BERLIN taz Dreizehn Jahre nach dem Völkermord an über 800.000 Menschen in Ruanda wird dort die Todesstrafe formell abgeschafft. Am Mittwoch stimmte der Senat als Oberhaus des ruandischen Parlaments einstimmig für ein entsprechendes Gesetz. Die Nationalversammlung als Unterhaus hatte die Maßnahme am 8. Juni mit 45 gegen 5 Stimmen bei 30 Enthaltungen gebilligt. Das Gesetz muss nun von Präsident Paul Kagame in Kraft gesetzt werden. Daran besteht kein Zweifel, da die Initiative von Kagames regierender Ruandischer Patriotischer Front (RPF) ausging.
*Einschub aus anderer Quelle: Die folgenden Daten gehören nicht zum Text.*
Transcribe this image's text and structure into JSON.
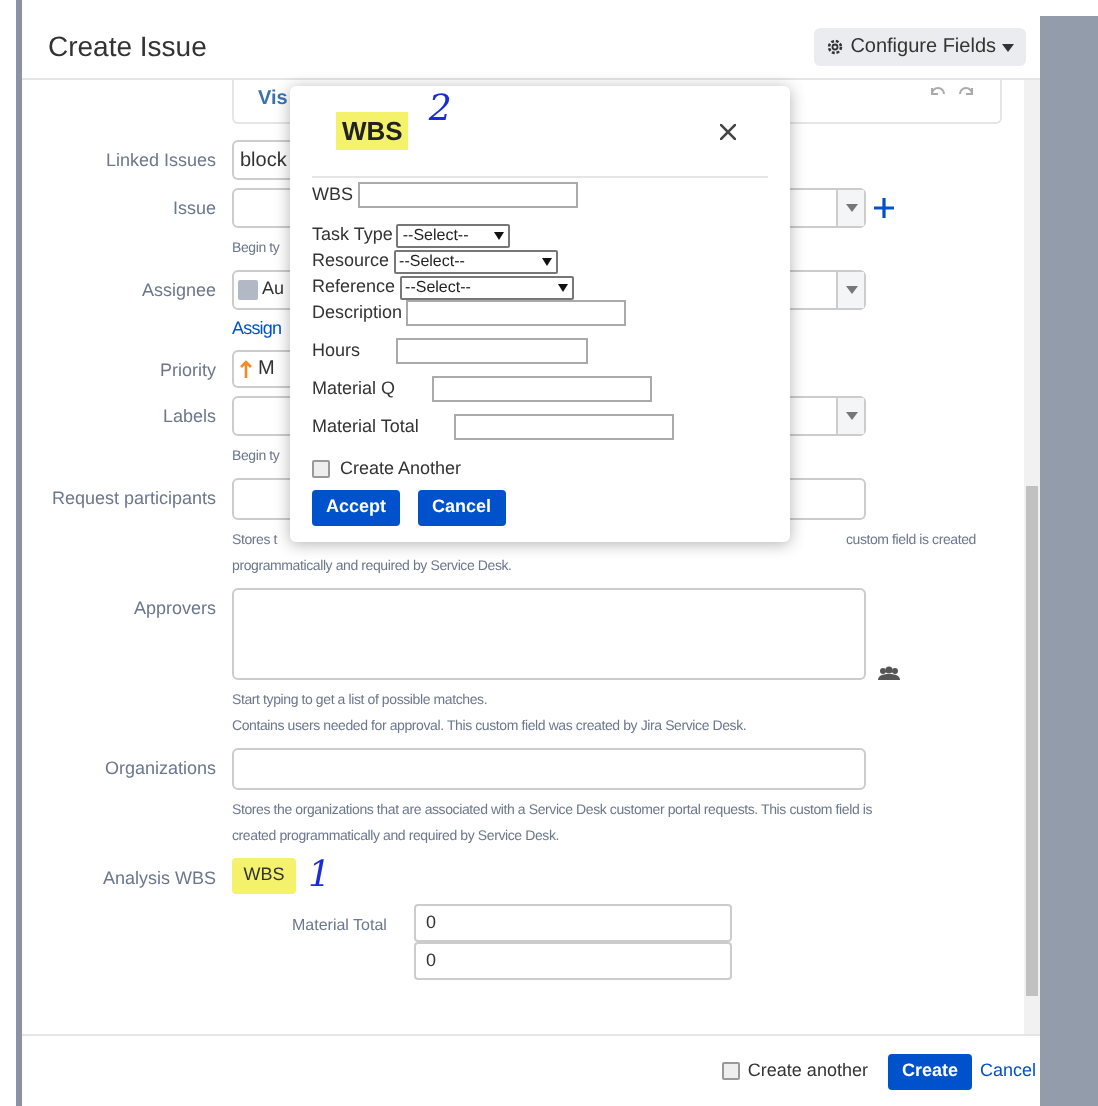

Die Abschaffung der Todesstrafe ist nötig geworden, weil das UN-Ruanda-Tribunal im tansanischen Arusha, das die Planer des Genozids aburteilt, im kommenden Jahr beginnen will, seine Prozesse nach Ruanda zu verlagern und der dortigen Gerichtsbarkeit zu übergeben. Dies geht aber nur, wenn Todesurteile ausgeschlossen sind. Die Tätigkeit des UN-Tribunals, das seine Arbeit 1997 aufnahm, läuft Ende 2008 aus; es hat bislang 33 Fälle abgeschlossen und dabei 28 Schuldsprüche gefällt. Insgesamt hat das Tribunal 56 Menschen angeklagt.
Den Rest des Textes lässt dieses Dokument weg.